Goal: Real-time text generation on CPU

  • Implement KV caching for transformers
  • Quantize model to INT8
  • Optimize attention computation
  • Generate 100 tokens/second on laptop CPU

Option 3: Custom Challenge

Goal: Define your own optimization challenge

  • Pick a problem you care about
  • Set performance targets
  • Apply systematic optimization
  • Document the journey

What You'll Demonstrate

1. Full Stack Understanding

  • Build complete training pipeline
  • Implement model architecture
  • Add optimization layers
  • Deploy to production

2. Systems Engineering

  • Profile and identify bottlenecks
  • Apply appropriate optimizations
  • Measure and validate improvements
  • Handle resource constraints

3. Scientific Approach

  • Baseline measurements
  • Systematic optimization
  • Ablation studies
  • Reproducible results

Capstone Structure

Week 1: Planning & Baseline

# 1. Choose project and define success metrics
metrics = {
    'accuracy_target': 75.0,
    'inference_time': '<10ms',
    'memory_usage': '<100MB',
    'model_size': '<10MB'
}

# 2. Build baseline system
baseline = build_baseline_model()
baseline_metrics = evaluate(baseline)

# 3. Profile and identify opportunities
bottlenecks = profile_system(baseline)

Week 2: Optimization Sprint

# 4. Apply optimizations systematically
optimized = baseline
optimized = apply_acceleration(optimized)
optimized = apply_quantization(optimized)  
optimized = apply_pruning(optimized)
optimized = apply_caching(optimized)

# 5. Measure improvements
for optimization in optimizations:
    metrics = evaluate(optimized)
    speedup = baseline_time / optimized_time
    print(f"{optimization}: {speedup}x faster")

Week 3: Polish & Deploy

# 6. Final optimization pass
final_model = fine_tune_optimizations(optimized)

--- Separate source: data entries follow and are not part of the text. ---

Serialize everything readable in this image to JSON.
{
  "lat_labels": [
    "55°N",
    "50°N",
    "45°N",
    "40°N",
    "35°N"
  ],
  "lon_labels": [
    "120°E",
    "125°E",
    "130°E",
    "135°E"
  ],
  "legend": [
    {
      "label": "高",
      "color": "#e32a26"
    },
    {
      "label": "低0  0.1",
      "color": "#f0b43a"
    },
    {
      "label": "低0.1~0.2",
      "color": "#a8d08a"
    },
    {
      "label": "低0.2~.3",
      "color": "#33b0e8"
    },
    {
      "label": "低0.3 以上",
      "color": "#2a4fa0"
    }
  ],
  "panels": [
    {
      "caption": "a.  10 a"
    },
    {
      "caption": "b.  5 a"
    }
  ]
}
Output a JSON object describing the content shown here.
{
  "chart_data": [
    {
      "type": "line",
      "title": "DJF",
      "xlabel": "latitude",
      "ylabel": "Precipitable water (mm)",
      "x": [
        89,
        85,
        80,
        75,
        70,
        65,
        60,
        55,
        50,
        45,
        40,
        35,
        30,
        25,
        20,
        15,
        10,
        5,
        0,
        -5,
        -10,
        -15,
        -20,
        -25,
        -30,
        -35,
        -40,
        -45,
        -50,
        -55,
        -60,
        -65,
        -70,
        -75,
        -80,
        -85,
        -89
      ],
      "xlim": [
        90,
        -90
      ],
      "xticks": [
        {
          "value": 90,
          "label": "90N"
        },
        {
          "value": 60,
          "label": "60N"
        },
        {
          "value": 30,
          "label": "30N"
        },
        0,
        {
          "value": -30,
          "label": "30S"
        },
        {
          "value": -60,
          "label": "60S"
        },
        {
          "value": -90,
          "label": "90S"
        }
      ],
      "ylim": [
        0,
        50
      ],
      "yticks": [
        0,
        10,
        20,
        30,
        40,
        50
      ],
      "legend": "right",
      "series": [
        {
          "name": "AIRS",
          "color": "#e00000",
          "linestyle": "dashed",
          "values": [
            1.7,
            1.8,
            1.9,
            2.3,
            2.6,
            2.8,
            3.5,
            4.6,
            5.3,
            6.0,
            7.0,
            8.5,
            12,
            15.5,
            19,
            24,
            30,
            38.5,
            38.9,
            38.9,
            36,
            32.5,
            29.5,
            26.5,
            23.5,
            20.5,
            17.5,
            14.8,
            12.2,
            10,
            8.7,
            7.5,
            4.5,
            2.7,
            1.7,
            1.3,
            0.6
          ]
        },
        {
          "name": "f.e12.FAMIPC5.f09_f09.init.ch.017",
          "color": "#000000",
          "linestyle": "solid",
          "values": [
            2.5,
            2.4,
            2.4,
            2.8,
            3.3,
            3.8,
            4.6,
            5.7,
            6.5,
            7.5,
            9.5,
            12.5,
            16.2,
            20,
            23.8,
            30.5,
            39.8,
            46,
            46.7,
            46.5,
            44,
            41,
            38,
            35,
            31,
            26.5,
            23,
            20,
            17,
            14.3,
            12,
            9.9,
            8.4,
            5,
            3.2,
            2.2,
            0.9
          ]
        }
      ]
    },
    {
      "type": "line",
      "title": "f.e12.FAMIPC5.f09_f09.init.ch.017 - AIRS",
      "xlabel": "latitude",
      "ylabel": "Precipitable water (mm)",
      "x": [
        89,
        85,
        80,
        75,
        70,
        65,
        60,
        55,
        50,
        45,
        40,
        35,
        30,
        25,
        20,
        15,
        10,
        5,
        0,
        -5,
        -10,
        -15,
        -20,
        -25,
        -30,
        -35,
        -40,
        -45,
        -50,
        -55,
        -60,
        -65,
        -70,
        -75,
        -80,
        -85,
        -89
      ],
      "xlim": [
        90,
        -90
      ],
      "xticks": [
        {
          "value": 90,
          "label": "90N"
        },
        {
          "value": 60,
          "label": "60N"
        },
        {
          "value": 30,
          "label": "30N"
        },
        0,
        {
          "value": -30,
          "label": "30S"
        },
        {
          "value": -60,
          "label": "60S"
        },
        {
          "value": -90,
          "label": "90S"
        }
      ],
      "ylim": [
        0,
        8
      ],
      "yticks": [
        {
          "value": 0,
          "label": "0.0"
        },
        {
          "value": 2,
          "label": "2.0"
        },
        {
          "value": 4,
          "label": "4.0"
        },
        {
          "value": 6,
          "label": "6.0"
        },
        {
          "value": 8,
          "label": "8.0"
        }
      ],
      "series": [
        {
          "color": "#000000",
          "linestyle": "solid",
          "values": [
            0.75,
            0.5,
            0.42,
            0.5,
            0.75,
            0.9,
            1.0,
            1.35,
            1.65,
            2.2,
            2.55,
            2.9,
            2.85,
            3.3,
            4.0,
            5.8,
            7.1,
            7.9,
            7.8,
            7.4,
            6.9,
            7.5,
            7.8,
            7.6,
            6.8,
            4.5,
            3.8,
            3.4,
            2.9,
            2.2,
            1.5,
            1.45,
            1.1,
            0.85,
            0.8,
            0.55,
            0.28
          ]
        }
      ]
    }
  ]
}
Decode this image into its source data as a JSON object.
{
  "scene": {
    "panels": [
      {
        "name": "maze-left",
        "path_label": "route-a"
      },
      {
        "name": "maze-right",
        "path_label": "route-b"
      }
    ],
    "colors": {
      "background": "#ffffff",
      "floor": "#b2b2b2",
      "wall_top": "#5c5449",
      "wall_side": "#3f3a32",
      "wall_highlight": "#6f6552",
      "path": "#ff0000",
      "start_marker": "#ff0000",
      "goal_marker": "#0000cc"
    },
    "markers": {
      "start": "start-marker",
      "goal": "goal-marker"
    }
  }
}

# 7. Create deployment package
deployment = package_for_production(final_model)

# 8. Document results
write_technical_report(baseline, final_model, metrics)

Deliverables

1. Working System

  • Complete codebase on GitHub
  • README with setup instructions
  • Demonstration video/notebook

2. Technical Report

  • Problem statement and approach
  • Baseline vs optimized metrics
  • Optimization journey and decisions
  • Lessons learned

3. Performance Analysis

  • Comprehensive benchmarks
  • Ablation study results
  • Resource utilization graphs
  • Comparison with PyTorch/TensorFlow

Evaluation Criteria

Technical Excellence (40%)

  • Correctness of implementation
  • Quality of optimizations
  • Code organization and style

Performance Achievement (30%)

  • Meeting stated goals
  • Improvement over baseline
  • Resource efficiency

Systems Understanding (30%)

  • Appropriate optimization choices
  • Understanding of tradeoffs
  • Scientific methodology

Example Projects from Past Students

"TinyYOLO" - Real-time Object Detection

  • 30 FPS on Raspberry Pi
  • 90% size reduction through pruning
  • Custom INT8 kernels for ARM

"NanoGPT" - Edge Language Model

  • 100MB model generates Shakespeare
  • KV caching + quantization
  • Runs on 2015 laptop

"SwiftCNN" - Instant Image Classification

  • <1ms inference on iPhone
  • Structured pruning + iOS Metal
  • 95% of ResNet accuracy at 10% size

Resources

  • All previous module code
  • TinyTorch optimization library
  • Benchmarking tools
  • Community Discord for help

Success Criteria

  • Complete working system with all optimizations
  • 10x+ improvement in speed OR memory
  • Professional documentation and analysis
  • Understanding of when/why to apply each optimization
  • Ready for ML systems engineering roles!

Final Note

This is your chance to show everything you've learned. Build something you're proud of - something that demonstrates not just that you can implement ML algorithms, but that you understand how to build production ML systems.

Remember: The goal isn't perfection, it's demonstrating systematic thinking about performance, memory, and deployment constraints - the real challenges of ML engineering.